L’idée de départ était prometteuse, le résultat à l’arrivée un peu décevant hélas. Maldoror et moi est une bande-dessinée basée sur un scénario de Benoît Broyart et Laurent Richard qui nous proposait de suivre Martin, un adolescent de dix-sept ans engoncé dans une vie trop bourgeoise et trop étriquée, et qui découvre une échappatoire dans la fréquentation des Chants de Maldoror. Une lecture de cœur qui fut peut-être celle des auteurs, et sans doute aussi celle de beaucoup de lecteurs d’Isidore Ducasse.
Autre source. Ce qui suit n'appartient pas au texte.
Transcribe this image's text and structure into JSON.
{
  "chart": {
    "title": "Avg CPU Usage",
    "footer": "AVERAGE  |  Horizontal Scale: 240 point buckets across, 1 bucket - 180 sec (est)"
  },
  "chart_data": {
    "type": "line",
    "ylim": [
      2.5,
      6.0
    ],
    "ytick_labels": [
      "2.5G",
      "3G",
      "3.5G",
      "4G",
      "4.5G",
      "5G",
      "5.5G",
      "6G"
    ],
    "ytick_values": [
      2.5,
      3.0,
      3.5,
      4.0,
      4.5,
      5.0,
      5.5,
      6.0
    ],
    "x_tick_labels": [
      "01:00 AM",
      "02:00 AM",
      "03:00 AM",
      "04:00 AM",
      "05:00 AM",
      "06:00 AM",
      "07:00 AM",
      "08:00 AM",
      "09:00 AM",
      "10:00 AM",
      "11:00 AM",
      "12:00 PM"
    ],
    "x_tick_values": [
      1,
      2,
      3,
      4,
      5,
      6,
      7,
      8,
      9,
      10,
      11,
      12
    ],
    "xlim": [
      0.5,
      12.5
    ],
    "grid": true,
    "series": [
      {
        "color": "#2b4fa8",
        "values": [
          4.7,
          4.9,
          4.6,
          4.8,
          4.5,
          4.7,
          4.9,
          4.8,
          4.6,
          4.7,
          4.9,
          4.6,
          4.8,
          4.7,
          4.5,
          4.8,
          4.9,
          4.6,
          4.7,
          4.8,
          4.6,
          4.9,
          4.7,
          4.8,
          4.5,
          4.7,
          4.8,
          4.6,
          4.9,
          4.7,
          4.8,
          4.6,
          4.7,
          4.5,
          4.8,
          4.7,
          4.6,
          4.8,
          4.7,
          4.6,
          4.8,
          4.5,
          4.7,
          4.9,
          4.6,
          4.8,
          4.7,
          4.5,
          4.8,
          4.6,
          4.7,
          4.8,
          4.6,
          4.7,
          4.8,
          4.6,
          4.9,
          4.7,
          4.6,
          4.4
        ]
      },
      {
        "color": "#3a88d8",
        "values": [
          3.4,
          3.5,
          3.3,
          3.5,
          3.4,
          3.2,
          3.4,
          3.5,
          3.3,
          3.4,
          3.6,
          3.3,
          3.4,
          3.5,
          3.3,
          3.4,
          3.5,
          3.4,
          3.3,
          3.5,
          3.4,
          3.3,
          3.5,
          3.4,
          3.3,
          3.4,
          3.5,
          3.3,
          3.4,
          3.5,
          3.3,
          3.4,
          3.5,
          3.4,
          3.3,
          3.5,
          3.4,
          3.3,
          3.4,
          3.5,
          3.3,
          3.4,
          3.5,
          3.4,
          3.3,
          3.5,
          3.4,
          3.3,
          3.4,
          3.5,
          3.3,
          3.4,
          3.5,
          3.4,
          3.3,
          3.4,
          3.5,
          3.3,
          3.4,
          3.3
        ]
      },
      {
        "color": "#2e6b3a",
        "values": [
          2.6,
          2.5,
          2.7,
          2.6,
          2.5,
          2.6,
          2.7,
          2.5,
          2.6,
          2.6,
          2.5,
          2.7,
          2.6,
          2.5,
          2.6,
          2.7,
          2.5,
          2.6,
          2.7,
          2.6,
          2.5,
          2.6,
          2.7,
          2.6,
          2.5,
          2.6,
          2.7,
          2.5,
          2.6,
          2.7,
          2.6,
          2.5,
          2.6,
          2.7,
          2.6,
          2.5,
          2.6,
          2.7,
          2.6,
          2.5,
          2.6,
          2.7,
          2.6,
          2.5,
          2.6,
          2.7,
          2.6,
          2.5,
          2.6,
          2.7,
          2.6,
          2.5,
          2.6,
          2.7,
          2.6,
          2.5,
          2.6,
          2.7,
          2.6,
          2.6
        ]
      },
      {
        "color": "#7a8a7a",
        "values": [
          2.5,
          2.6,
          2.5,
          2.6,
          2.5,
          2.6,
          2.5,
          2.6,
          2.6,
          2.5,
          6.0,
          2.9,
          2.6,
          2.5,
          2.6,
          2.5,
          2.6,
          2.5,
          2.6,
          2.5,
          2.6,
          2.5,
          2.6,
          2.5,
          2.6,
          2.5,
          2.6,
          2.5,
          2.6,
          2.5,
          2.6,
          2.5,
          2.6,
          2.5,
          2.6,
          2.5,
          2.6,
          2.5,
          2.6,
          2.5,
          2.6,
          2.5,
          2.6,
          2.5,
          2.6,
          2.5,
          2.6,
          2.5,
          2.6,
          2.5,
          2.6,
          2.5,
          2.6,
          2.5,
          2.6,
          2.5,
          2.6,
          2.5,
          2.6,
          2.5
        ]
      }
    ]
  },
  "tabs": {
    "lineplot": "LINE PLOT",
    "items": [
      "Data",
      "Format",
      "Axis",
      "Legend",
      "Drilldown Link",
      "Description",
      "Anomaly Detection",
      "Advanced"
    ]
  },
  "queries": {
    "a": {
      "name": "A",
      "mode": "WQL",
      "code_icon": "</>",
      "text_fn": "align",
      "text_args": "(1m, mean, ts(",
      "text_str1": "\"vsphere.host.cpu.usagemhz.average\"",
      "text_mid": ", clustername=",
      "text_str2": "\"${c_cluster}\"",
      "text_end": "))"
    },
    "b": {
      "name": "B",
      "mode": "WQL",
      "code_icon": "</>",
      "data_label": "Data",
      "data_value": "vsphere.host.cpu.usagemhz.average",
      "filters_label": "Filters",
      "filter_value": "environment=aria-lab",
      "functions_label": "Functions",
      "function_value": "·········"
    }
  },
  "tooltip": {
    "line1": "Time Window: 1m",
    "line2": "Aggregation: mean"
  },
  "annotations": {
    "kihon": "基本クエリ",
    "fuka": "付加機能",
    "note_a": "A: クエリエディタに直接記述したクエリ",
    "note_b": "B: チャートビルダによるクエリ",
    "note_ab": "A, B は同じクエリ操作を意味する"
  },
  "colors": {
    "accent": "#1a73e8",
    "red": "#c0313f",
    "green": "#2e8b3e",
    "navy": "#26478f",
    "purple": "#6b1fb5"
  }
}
L’imaginaire macabre et surréaliste du poème en prose le bouleverse, l’attire et finit par l’obséder. Les Chants qui composent l’ouvrage imprègnent ses pensées et s’immiscent dans sa réalité. Les mots de Lautréamont contaminent la psyché de Martin. Peu à peu, le monde réel et l’imaginaire deviennent indiscernables1.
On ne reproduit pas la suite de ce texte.